Introduction

I here provide an algorithm to automatically detect NREM periods given a sequence of sleep stages. I developed this algorithm at the laboratory to facilitate a tedious process. Finding its use of formal language theory interesting, I decided to make it public. The problem at hand is as follows.

Given sleep stages $s_1, \ldots, s_n$, where $s_i$ the sleep stage of the $i$th epoch in a night of sleep, we wish to detect $(a)$ which of these epochs correspond to a NREM period and, if possible, $(b)$ how many such periods exist. A bit more formally, given such sequence, we wish to produce a sequence of $k$ vectors $\varrho_1, \ldots, \varrho_k$, such that if $\varrho_i = (\varrho_i^1, \ldots, \varrho_i^z)$, then $\varrho_{i}^{j}$ is the $j$th epoch in the $i$th NREM period.

Such output would readily satisfy points $(a)$ and $(b)$, and thus provide a complete characterization of the NREM periods in a night of sleep.

Of course, whatever semantic such algorithm could have depends entirely on that of NREM period. In other words, a satisfactory definition of NREM period must be provided. We follow one that is standard in sleep science, provided by Feinberg & Floyed and also discussed extensively in the work of Dijk. Namely, we say a sequence of sleep stages corresponds to a NREM period if and only if:

The sequence contains subsequences of NREM stages not interrupted by more than $5$ minutes of other stages (including wakefulness).
The total amount of NREM sleep in the sequence is $15$ minutes or more.
The sequence is terminated by either $a.$ 5 minutes or more of REM or $b.$ $5$ minutes or more of wakefulness.

As the reader may see, the sequence of NREM stages is not required to be continuous. In other words, between any two stages in a NREM period there may be stages which do not correspond to NREM sleep. These should be ignored unless they last for five minutes or more-i.e. unless they qualify as terminating sequences, as specified in the items above.
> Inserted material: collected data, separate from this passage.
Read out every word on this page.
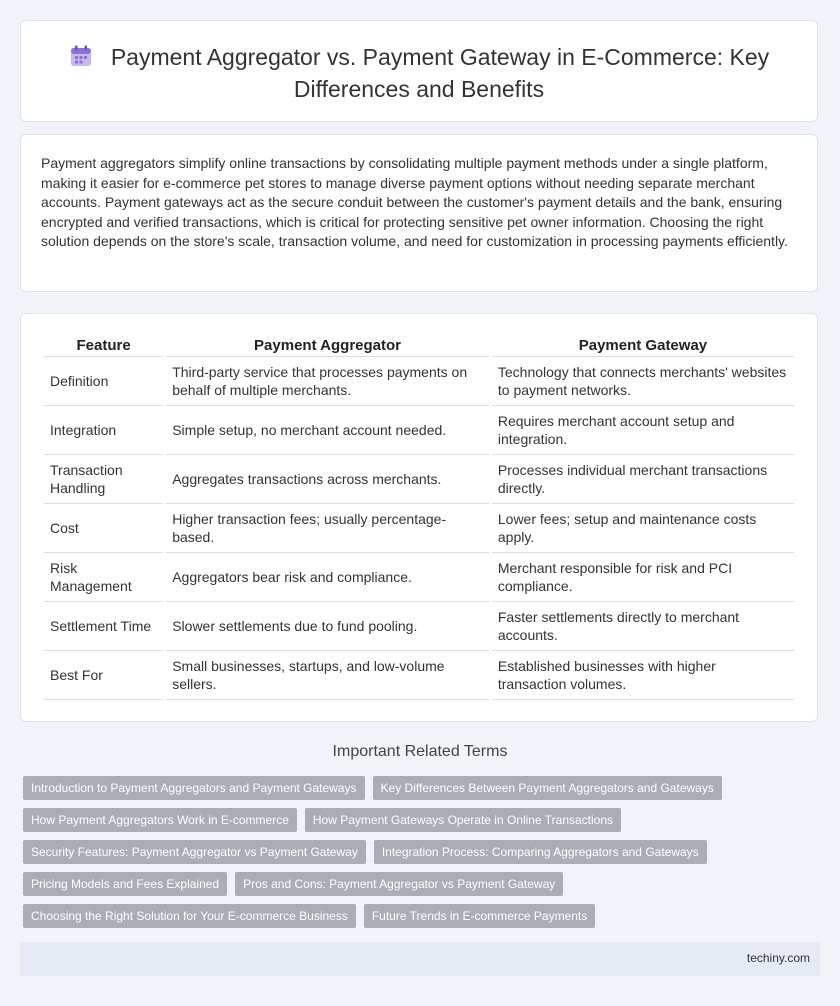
Payment Aggregator vs. Payment Gateway in E-Commerce: Key Differences and Benefits
Payment aggregators simplify online transactions by consolidating multiple payment methods under a single platform, making it easier for e-commerce pet stores to manage diverse payment options without needing separate merchant accounts. Payment gateways act as the secure conduit between the customer's payment details and the bank, ensuring encrypted and verified transactions, which is critical for protecting sensitive pet owner information. Choosing the right solution depends on the store's scale, transaction volume, and need for customization in processing payments efficiently.
Feature	Payment Aggregator	Payment Gateway
Definition	Third-party service that processes payments on behalf of multiple merchants.	Technology that connects merchants' websites to payment networks.
Integration	Simple setup, no merchant account needed.	Requires merchant account setup and integration.
Transaction Handling	Aggregates transactions across merchants.	Processes individual merchant transactions directly.
Cost	Higher transaction fees; usually percentage-based.	Lower fees; setup and maintenance costs apply.
Risk Management	Aggregators bear risk and compliance.	Merchant responsible for risk and PCI compliance.
Settlement Time	Slower settlements due to fund pooling.	Faster settlements directly to merchant accounts.
Best For	Small businesses, startups, and low-volume sellers.	Established businesses with higher transaction volumes.
Important Related Terms
Introduction to Payment Aggregators and Payment Gateways	Key Differences Between Payment Aggregators and Gateways
How Payment Aggregators Work in E-commerce	How Payment Gateways Operate in Online Transactions
Security Features: Payment Aggregator vs Payment Gateway	Integration Process: Comparing Aggregators and Gateways
Pricing Models and Fees Explained	Pros and Cons: Payment Aggregator vs Payment Gateway
Choosing the Right Solution for Your E-commerce Business	Future Trends in E-commerce Payments
techiny.com
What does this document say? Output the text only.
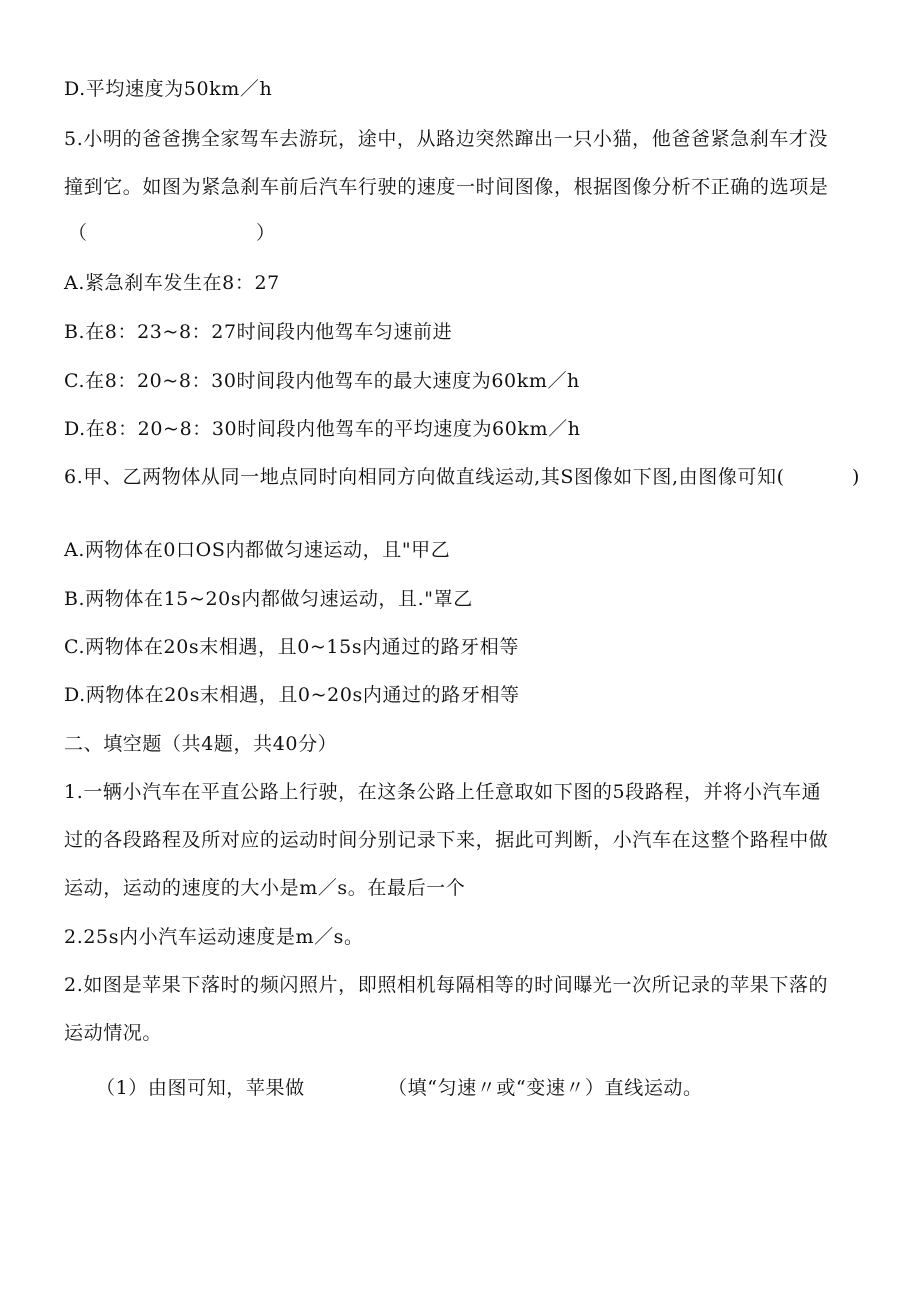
D.平均速度为50km／h
5.小明的爸爸携全家驾车去游玩，途中，从路边突然蹿出一只小猫，他爸爸紧急刹车才没
撞到它。如图为紧急刹车前后汽车行驶的速度一时间图像，根据图像分析不正确的选项是
（	）
A.紧急刹车发生在8：27
B.在8：23~8：27时间段内他驾车匀速前进
C.在8：20~8：30时间段内他驾车的最大速度为60km／h
D.在8：20~8：30时间段内他驾车的平均速度为60km／h
6.甲、乙两物体从同一地点同时向相同方向做直线运动,其S图像如下图,由图像可知(	)
A.两物体在0口OS内都做匀速运动，且"甲乙
B.两物体在15~20s内都做匀速运动，且."罩乙
C.两物体在20s末相遇，且0~15s内通过的路牙相等
D.两物体在20s末相遇，且0~20s内通过的路牙相等
二、填空题（共4题，共40分）
1.一辆小汽车在平直公路上行驶，在这条公路上任意取如下图的5段路程，并将小汽车通
过的各段路程及所对应的运动时间分别记录下来，据此可判断，小汽车在这整个路程中做
运动，运动的速度的大小是m／s。在最后一个
2.25s内小汽车运动速度是m／s。
2.如图是苹果下落时的频闪照片，即照相机每隔相等的时间曝光一次所记录的苹果下落的
运动情况。
（1）由图可知，苹果做	（填“匀速〃或“变速〃）直线运动。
A special consideration is that, for the first and last NREM periods in a night of sleep, the restriction that terminating sequences last $\geq 5$ minutes is not imposed - i.e. a single REM or wake stage is considered to terminate the period. This small caveat is not considered in the formal algorithm presented below, so as to keep it general, but is trivial to make effective in a practical implementation - as it actually is in the implementation I refer to at the end of this entry.

The algorithm

We define a sleep stage as an element of the alphabet $\Sigma = \{ 1, \ldots, 6 \}$. We understand $1, \ldots, 4$ as the usual stages, $5$ as REM and $6$ as wakefulness. Let $n, m \in \mathbb{N}$ be parameters in our algorithm, with $n$ specifying the number of epochs which make up for $15$ minutes and $m$ the number which makes up for $5$ minutes.

Let $\mathcal{L} = [(5+6)^* (2+3+4)^* ]^* \subseteq \Sigma^*$. Define $\mathcal{L}'\subseteq \mathcal{L}$ as the set of words containing at least $n$ symbols in ${ 2, 3, 4 }$ and s.t. no other symbols occur repeatedly $m$ or more times. Trivially, $\mathcal{L} = \mathcal{L}' \cup \overline{\mathcal{L}'}$; i.e. $\mathcal{L}'$ induces a trivial partition of $\mathcal{L}$.
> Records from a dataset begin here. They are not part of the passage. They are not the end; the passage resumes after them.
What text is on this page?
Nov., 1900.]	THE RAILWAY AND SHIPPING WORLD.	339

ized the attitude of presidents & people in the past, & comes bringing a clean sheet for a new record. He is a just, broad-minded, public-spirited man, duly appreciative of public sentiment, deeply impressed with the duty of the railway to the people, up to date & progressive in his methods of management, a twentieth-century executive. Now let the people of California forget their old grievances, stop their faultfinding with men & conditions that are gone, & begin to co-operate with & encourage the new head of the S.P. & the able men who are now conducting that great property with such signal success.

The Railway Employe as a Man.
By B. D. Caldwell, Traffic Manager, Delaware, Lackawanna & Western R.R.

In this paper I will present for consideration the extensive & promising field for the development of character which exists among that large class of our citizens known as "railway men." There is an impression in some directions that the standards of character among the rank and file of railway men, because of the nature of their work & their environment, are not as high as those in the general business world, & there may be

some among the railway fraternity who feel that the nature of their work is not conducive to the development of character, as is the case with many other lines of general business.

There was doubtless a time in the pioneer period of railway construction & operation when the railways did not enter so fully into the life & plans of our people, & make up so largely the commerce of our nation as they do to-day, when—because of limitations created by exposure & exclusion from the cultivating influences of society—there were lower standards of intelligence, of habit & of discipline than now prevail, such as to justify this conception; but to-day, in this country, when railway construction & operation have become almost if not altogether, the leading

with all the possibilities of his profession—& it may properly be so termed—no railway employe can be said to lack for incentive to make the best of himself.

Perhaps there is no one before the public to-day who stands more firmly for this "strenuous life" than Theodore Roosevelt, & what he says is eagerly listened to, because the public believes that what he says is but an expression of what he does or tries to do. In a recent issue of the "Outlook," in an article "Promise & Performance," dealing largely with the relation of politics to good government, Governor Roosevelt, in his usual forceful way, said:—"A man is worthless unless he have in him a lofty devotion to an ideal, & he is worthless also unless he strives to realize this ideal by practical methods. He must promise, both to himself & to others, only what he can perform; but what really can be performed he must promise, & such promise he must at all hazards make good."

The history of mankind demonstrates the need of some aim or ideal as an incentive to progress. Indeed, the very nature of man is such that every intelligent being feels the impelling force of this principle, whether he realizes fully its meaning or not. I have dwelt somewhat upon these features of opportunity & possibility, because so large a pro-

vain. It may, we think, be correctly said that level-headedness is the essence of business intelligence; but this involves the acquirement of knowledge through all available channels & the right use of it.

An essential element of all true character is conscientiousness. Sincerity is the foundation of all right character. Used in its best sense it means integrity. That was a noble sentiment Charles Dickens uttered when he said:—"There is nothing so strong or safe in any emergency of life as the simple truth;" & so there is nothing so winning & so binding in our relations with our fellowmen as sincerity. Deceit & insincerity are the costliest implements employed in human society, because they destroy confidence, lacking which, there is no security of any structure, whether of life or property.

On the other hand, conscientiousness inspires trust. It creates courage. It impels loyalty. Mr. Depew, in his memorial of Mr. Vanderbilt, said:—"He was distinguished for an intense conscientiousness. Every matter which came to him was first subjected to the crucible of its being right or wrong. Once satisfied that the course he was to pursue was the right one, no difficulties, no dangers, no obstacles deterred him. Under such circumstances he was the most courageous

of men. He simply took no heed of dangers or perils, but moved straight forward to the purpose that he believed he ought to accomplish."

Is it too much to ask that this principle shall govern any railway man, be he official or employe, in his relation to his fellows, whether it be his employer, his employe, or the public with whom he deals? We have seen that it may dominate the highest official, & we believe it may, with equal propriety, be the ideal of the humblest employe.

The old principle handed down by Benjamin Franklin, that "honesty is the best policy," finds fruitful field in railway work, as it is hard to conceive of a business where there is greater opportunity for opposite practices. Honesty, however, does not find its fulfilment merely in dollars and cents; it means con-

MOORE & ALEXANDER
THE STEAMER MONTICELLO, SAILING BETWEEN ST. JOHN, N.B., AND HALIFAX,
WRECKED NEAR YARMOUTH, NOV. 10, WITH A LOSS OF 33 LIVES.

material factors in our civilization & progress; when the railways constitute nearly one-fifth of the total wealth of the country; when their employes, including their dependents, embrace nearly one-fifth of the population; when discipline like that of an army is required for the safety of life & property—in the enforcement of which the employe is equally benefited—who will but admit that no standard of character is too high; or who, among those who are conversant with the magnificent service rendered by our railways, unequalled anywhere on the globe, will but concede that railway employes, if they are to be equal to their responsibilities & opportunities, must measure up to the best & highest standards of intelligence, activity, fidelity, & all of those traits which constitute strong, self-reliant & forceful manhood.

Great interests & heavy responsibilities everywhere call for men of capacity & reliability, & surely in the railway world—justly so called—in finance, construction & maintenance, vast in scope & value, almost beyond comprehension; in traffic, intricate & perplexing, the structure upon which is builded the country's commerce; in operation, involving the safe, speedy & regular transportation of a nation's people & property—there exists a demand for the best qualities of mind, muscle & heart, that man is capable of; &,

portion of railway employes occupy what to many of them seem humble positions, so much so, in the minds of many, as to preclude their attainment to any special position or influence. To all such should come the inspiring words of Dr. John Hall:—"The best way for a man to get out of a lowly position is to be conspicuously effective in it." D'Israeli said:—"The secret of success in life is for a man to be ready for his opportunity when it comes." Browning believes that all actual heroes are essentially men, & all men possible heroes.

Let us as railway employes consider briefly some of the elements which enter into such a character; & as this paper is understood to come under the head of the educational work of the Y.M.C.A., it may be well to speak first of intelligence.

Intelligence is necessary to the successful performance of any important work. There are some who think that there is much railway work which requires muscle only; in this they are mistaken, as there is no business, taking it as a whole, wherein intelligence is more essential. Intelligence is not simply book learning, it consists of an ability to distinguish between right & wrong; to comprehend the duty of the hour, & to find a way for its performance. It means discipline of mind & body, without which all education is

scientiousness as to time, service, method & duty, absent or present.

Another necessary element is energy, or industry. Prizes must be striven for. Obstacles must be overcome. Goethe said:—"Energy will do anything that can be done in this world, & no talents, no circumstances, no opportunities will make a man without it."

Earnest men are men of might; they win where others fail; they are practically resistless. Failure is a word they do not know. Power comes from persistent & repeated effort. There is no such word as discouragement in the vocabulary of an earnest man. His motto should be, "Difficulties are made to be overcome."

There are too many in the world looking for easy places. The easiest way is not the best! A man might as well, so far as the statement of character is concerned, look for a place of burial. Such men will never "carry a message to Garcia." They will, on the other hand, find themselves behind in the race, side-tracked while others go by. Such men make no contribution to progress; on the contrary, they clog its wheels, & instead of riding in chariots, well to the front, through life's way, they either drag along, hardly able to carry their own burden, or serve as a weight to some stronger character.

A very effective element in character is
Then $\alpha = s_1 \ldots s_r$, with $s_i \in \Sigma$, can be subjected to the following decomposition:

$$\alpha = \psi_1 \phi_1 \psi_2 \phi_2 \ldots \psi_k \phi_k \psi_{k+1}$$

where $\phi_i = \varphi_i (5^m5^* + 6^m6^*)$ and $\varphi_i \in \mathcal{L}$. Such a decomposition readily provides the number of NREM periods in the EEG (i.e. $k$), insofar as the $i$th NREM period is by definition a sub-word of $\phi_i$.

The previous decomposition of $\alpha$ inspires the following effective procedure, which allows for the detection of each $\phi_i$.
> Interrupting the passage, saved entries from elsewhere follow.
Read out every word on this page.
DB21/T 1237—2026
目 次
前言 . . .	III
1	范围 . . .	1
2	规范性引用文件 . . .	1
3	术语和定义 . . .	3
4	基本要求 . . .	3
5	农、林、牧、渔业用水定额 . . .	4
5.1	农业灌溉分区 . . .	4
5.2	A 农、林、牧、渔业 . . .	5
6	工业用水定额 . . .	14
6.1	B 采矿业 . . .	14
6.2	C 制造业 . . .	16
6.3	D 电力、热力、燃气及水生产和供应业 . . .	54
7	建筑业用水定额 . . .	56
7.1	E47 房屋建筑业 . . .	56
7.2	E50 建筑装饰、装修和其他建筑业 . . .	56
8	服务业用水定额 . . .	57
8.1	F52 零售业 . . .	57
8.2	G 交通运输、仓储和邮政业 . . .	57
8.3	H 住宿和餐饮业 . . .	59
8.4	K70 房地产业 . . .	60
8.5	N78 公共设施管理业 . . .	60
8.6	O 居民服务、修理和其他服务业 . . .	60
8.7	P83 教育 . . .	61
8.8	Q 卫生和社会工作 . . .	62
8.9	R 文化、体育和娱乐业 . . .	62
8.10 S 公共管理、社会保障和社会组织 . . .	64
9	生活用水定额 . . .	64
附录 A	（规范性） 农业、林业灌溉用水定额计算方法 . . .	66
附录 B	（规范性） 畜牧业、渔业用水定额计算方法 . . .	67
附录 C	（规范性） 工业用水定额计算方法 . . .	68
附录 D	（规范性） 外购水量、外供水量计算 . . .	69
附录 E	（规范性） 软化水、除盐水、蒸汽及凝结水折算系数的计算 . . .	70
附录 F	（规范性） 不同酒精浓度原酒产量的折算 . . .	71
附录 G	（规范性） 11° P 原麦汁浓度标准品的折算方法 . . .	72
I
In $s$, replace the occurrences of $1$ with $0$ and the occurrences of $2, 3, 4$ with $1$.
Let $\omega_1, \ldots, \omega_q$ be the sub-words of $s$ which consist of repeated symbols.
For each $\omega_1, \ldots, \omega_q$, if $0$ or $1$ occur in $\omega$ do nothing; if $|\omega| \geq m$ do nothing; otherwise, replace $\omega$ with $0^{|\omega|}$.
Output $\omega := \omega_1 \ldots \omega_q$

An example of each step of this procedure with $m = 3$ over the word $123331166555$ is

$$ 123331166555 \to 011110066555 \to 0111100 66555 \to 011110000555 $$

The outputted word, $011110000555$, reveals crucial information about NREM sleep. The $1$s correspond to periods of NREM stages (only one in this simple example), the $0$s to stages which should be ignored, and sequences of $5$ or $6$ (of length $\geq m$) to sequences which mark the end of a NREM period. It is trivial to extract from this output the indexes of all occurrences of $1$, each of which corresponds to an epoch within the NREM sleep.

The effective procedure is easily implemented using a regular expression which corresponds to the decomposition given above. The algorithm is $O(r)$, since its implementation iterates repeatedly over the characters of $\alpha$.

A specific implementation of this algorithm, in the Julia language, is provided in my EEG Toolkit package for EEG analysis. Given a vector (sequence) of sleep stages, it outputs a vector of vectors result, s.t. result[i] contains the epochs which corresopnd to the $i$th NREM period.